There were voicemails waiting. Danny had a line on a secret War Room. Reince offered a pathetic joke about “the 1 percent,” pealing into maniacal laughter before hanging up. Columba told him she loved him, that she was praying for the campaign. Drudge apologetically withdrew a longstanding interview offer; he’d be breaking bread with Santorum instead. A rookie Politico blogger wondered, earnestly, “What’s it like to be lower than a flaming sack of dogshit?” Jeb fought and overcame the urge to hurl his iPhone into morning traffic. The rabid Doberman he’d have sworn was trailing him for blocks was actually his stomach.

Jeb tucked into a Denver omelet and a side of hash browns, making small talk with the waitress—a comely Latina who reminded him of his wife as a young mother. A series of texts informed him that a private car would take him to the airstrip several hours hence, then it’d be off to D.C. via Lear, some kind of town hall preceding a rubber chicken dinner. Jeb wished he’d chucked the phone when he had the nerve.

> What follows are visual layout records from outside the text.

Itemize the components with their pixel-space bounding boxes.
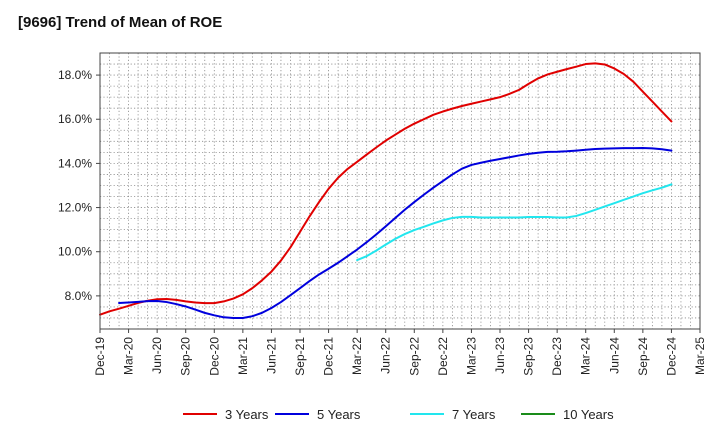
y-tick-label: 14.0% bbox=[58, 156, 92, 170]
x-tick-label: Jun-20 bbox=[150, 337, 164, 374]
x-tick-label: Dec-19 bbox=[93, 337, 107, 376]
x-tick-label: Sep-20 bbox=[179, 337, 193, 376]
chart-title: [9696] Trend of Mean of ROE bbox=[18, 14, 223, 31]
legend-label: 7 Years bbox=[452, 407, 496, 422]
y-tick-label: 18.0% bbox=[58, 68, 92, 82]
x-tick-label: Sep-24 bbox=[636, 337, 650, 376]
y-tick-label: 16.0% bbox=[58, 112, 92, 126]
x-tick-label: Dec-24 bbox=[664, 337, 678, 376]
x-tick-label: Mar-21 bbox=[236, 337, 250, 375]
x-tick-label: Sep-23 bbox=[522, 337, 536, 376]
x-tick-label: Mar-20 bbox=[122, 337, 136, 375]
y-axis: 8.0% 10.0% 12.0% 14.0% 16.0% 18.0% bbox=[58, 68, 100, 303]
x-tick-label: Mar-23 bbox=[464, 337, 478, 375]
series-line bbox=[118, 146, 673, 319]
plot-frame bbox=[99, 52, 701, 330]
legend: 3 Years 5 Years 7 Years 10 Years bbox=[183, 407, 614, 422]
x-tick-label: Mar-22 bbox=[350, 337, 364, 375]
x-tick-label: Mar-24 bbox=[579, 337, 593, 375]
legend-label: 3 Years bbox=[225, 407, 269, 422]
series-line bbox=[99, 62, 673, 316]
legend-label: 5 Years bbox=[317, 407, 361, 422]
x-tick-label: Jun-23 bbox=[493, 337, 507, 374]
x-tick-label: Jun-22 bbox=[379, 337, 393, 374]
y-tick-label: 10.0% bbox=[58, 245, 92, 259]
y-tick-label: 12.0% bbox=[58, 201, 92, 215]
series-lines bbox=[99, 62, 673, 319]
y-tick-label: 8.0% bbox=[65, 289, 93, 303]
x-tick-label: Jun-24 bbox=[607, 337, 621, 374]
x-tick-label: Sep-22 bbox=[407, 337, 421, 376]
legend-label: 10 Years bbox=[563, 407, 614, 422]
x-tick-label: Mar-25 bbox=[693, 337, 707, 375]
x-tick-label: Sep-21 bbox=[293, 337, 307, 376]
x-tick-label: Jun-21 bbox=[264, 337, 278, 374]
x-tick-label: Dec-23 bbox=[550, 337, 564, 376]
x-tick-label: Dec-20 bbox=[207, 337, 221, 376]
x-tick-label: Dec-21 bbox=[322, 337, 336, 376]
x-tick-label: Dec-22 bbox=[436, 337, 450, 376]
x-axis: Dec-19 Mar-20 Jun-20 Sep-20 Dec-20 Mar-21 Jun-… bbox=[93, 329, 707, 376]
grid bbox=[100, 53, 700, 329]
series-line bbox=[356, 183, 673, 262]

“You look so much like… someone,” the waitress said, refilling his coffee. A smile played at the edges of her mouth. “Someone I know, or used to know.” Jeb blushed, and straightened his tie. “Someone decent, I hope.”

“No, no, this was my high school calculus teacher. He was such a dick. Terrible at helping us learn, uncomfortable around anyone, boring. The kind of teacher all the other teachers made fun of, who took his self-hatred out on everyone else.” Her attention was waning, drawn to a television showing CNN. “Hey, do you think Trump will really win the nomination?”

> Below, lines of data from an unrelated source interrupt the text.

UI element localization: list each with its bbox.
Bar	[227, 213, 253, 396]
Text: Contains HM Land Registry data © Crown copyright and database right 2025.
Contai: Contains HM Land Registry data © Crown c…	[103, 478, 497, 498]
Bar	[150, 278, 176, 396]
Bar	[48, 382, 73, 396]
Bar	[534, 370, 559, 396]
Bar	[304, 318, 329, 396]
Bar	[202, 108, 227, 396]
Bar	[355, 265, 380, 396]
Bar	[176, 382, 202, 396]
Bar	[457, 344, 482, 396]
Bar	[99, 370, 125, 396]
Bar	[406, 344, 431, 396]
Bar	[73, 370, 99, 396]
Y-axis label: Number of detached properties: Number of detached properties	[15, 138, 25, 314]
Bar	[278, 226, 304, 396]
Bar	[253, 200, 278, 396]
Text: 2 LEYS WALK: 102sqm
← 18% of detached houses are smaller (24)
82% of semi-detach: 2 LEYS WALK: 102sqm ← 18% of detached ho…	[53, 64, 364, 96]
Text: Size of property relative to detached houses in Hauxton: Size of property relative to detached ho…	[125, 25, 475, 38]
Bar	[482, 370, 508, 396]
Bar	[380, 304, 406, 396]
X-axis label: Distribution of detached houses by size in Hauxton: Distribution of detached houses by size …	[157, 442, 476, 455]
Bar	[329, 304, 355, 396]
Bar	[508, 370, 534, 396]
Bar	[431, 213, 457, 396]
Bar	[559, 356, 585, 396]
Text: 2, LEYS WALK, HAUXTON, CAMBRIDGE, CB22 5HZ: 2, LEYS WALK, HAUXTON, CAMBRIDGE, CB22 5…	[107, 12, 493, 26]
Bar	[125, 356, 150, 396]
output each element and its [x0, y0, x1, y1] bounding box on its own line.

Jeb! wandered the city, disconsolate, his blazer slung over one slumped shoulder. No one recognized him. His local handlers weren’t returning his calls; Danny was out of pocket. Ducking into a 7-11 for a Shasta, Jeb found himself stymied: the clerk’s eyes followed him around the store, from the beverage cases to the candy racks to the ATM, where Jeb withdrew $3500 in cash, to the counter, where those cold, black eyes seemed to bore deep into his soul. Then the stare suddenly relaxed, and the clerk was casually making change from a $50 bill before smiling sadly and knowingly up at Jeb and murmuring, sincerely, “I’m so sorry your campaign fell apart, Senator Graham; we were all pulling for you.

On the Lear to D.C., Jeb skimmed position papers and played a few hands of Gin Rummy with an aide. “The press pool’s awfully thin for this trip,” Jeb remarked, focusing on the cards in his hand.

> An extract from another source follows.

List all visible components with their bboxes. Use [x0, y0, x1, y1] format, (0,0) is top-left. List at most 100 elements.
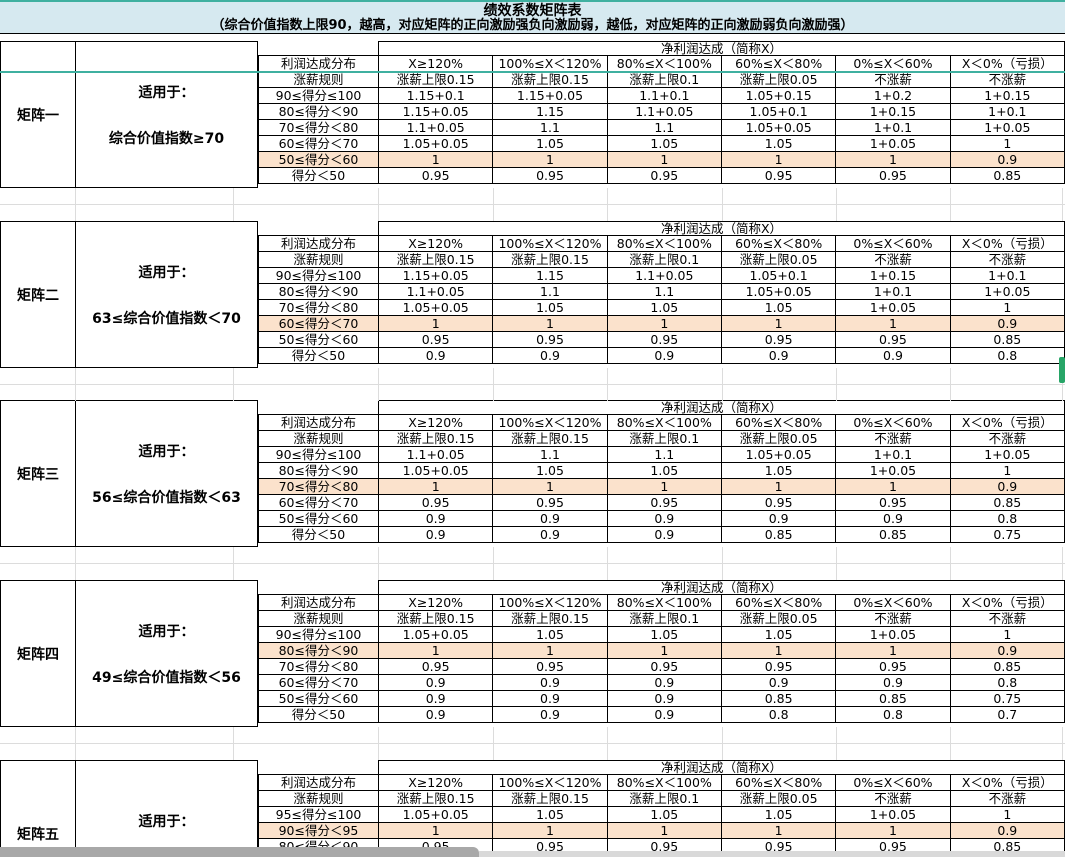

“Shit, sir, the press pool doesn’t even exist for this trip,” chuckled the aide, who was not-so-secretly hoping to get fired so he return to his analyst’s role at the Heritage Foundation. Jeb pretended not to hear this, dismissed the aide shortly thereafter, and then tore the cabin apart. Where was the fucking rum?

Later, Jeb called his father. It was late enough in the day for the old man to be conscious but early enough that he and Mom weren’t yet ensconced in Seinfeld. Dad’s patience and wisdom had always been a dependable source of strength, and Jeb needed him now more than ever, if only to convince himself that this campaign—a campaign Jeb had never even wanted to run—wasn’t doomed. I only need to stay in the this ring of hellfire and damnation long enough to drop out without dying of shame and embarrassment, he promised himself. Just a few more months, then Columba and I are outta here forever. Antiqua? Rome? The Maldives? Anywhere. Anywhere else but here.

His father answered on the 17th ring. Jeb upset their usual exchange of patrician greetings with a long, tearful monologue about the campaign that wasn’t. Dad listened compassionately before sharing an anecdote from his earliest campaigns that calmed Jeb’s rum-soaked nerves, putting him at ease.

“Thanks, Dad,” Jeb gasped. “That story really placed things into perspective for me. This race is far from over. Thanks for listening, for lending your ear.”

“Anytime, Junior,” Dad chuckled. “And never, ever forget that you’re my favorite son, and I don’t give a damn what anyone says: you were a fantastic president, and you’ll make an even finer chair of the Crawford Arts Council. Give Laura and the girls our love.”